The output format and level of detail can be influenced by the Instruction property, which is sent to the model together with the image. When left empty, the engine relies on model- and configuration-specific defaults for how text should be returned.
Constructors
- VlmOcr(LM)
Initializes a new instance of the VlmOcr class using the specified model with a default intent selected automatically based on the model family.
- VlmOcr(LM, VlmOcrIntent)
Initializes a new instance of the VlmOcr class using the specified model and an explicit OCR intent.
Properties
- Instruction
Gets or sets the natural-language instruction used to guide the transcription.
- Intent
Gets the resolved intent that governs how the OCR engine instructs the model and post-processes its output.
- MaximumCompletionTokens
Gets or sets the maximum number of tokens permitted for the OCR transcription output.
- Model
Gets the language model instance used by this object.
- StripImageMarkup
Gets or sets a value indicating whether Markdown image references should be removed from the transcription output.
- StripStyleAttributes
Gets or sets a value indicating whether inline
styleattributes should be removed from HTML elements in the transcription output.
Methods
- GetSupportedIntents(LM)
Returns the intents that are known to produce dedicated results with the specified model.

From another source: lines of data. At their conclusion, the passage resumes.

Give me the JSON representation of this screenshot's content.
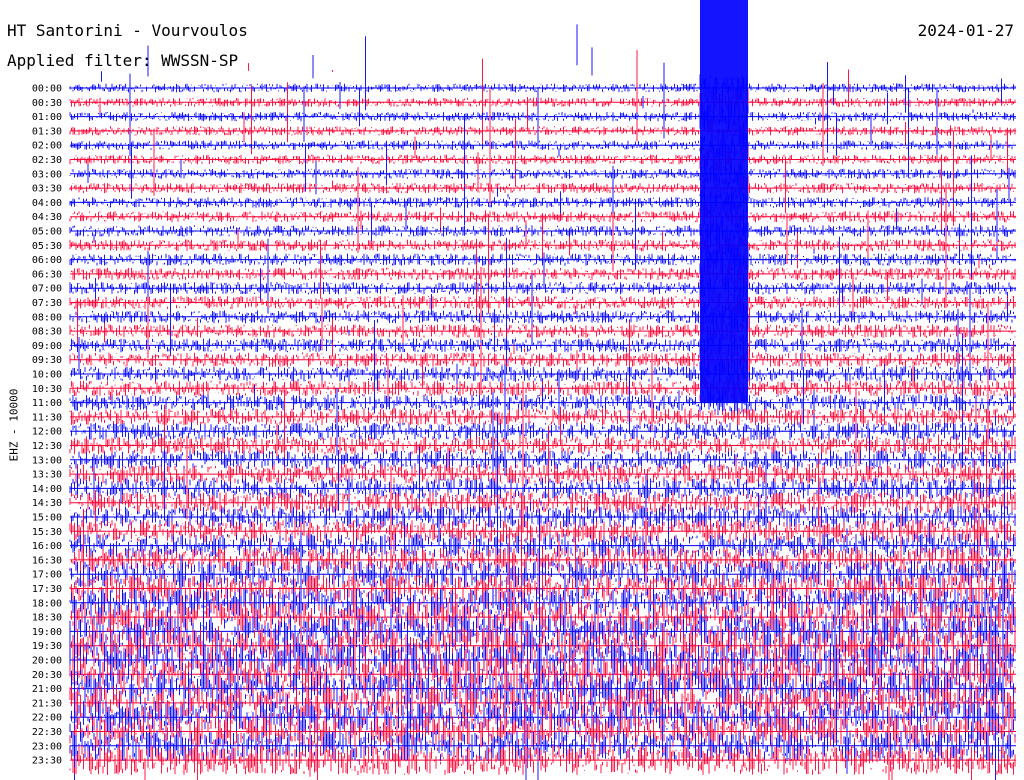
{
  "header": {
    "station": "HT Santorini - Vourvoulos",
    "filter": "Applied filter: WWSSN-SP",
    "date": "2024-01-27"
  },
  "chart_data": {
    "type": "line",
    "ylabel": "EHZ - 10000",
    "tick_labels": [
      "00:00",
      "00:30",
      "01:00",
      "01:30",
      "02:00",
      "02:30",
      "03:00",
      "03:30",
      "04:00",
      "04:30",
      "05:00",
      "05:30",
      "06:00",
      "06:30",
      "07:00",
      "07:30",
      "08:00",
      "08:30",
      "09:00",
      "09:30",
      "10:00",
      "10:30",
      "11:00",
      "11:30",
      "12:00",
      "12:30",
      "13:00",
      "13:30",
      "14:00",
      "14:30",
      "15:00",
      "15:30",
      "16:00",
      "16:30",
      "17:00",
      "17:30",
      "18:00",
      "18:30",
      "19:00",
      "19:30",
      "20:00",
      "20:30",
      "21:00",
      "21:30",
      "22:00",
      "22:30",
      "23:00",
      "23:30"
    ],
    "line_colors": [
      "#0000ff",
      "#ff0033"
    ],
    "activity": {
      "minutes": [
        0,
        180,
        360,
        540,
        660,
        780,
        900,
        990,
        1050,
        1110,
        1170,
        1260,
        1320,
        1380,
        1439
      ],
      "level": [
        0.15,
        0.18,
        0.25,
        0.3,
        0.38,
        0.45,
        0.55,
        0.62,
        0.75,
        0.85,
        0.95,
        1.0,
        0.9,
        0.85,
        0.8
      ]
    },
    "burst": {
      "start": "00:00",
      "end": "11:30"
    }
  }
}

- Run(Attachment, int, CancellationToken)
Runs OCR synchronously on the specified attachment and returns a detailed result.
- Run(ImageBuffer, CancellationToken)
Runs OCR synchronously on the specified image and returns a detailed result.
- RunAsync(Attachment, int, CancellationToken)
Runs OCR on the specified attachment and returns a detailed result.
- RunAsync(OcrParameters, CancellationToken)
Runs OCR on the specified page using the configured multimodal language model.
- RunAsync(ImageBuffer, CancellationToken)
Runs OCR on the specified image and returns a detailed result.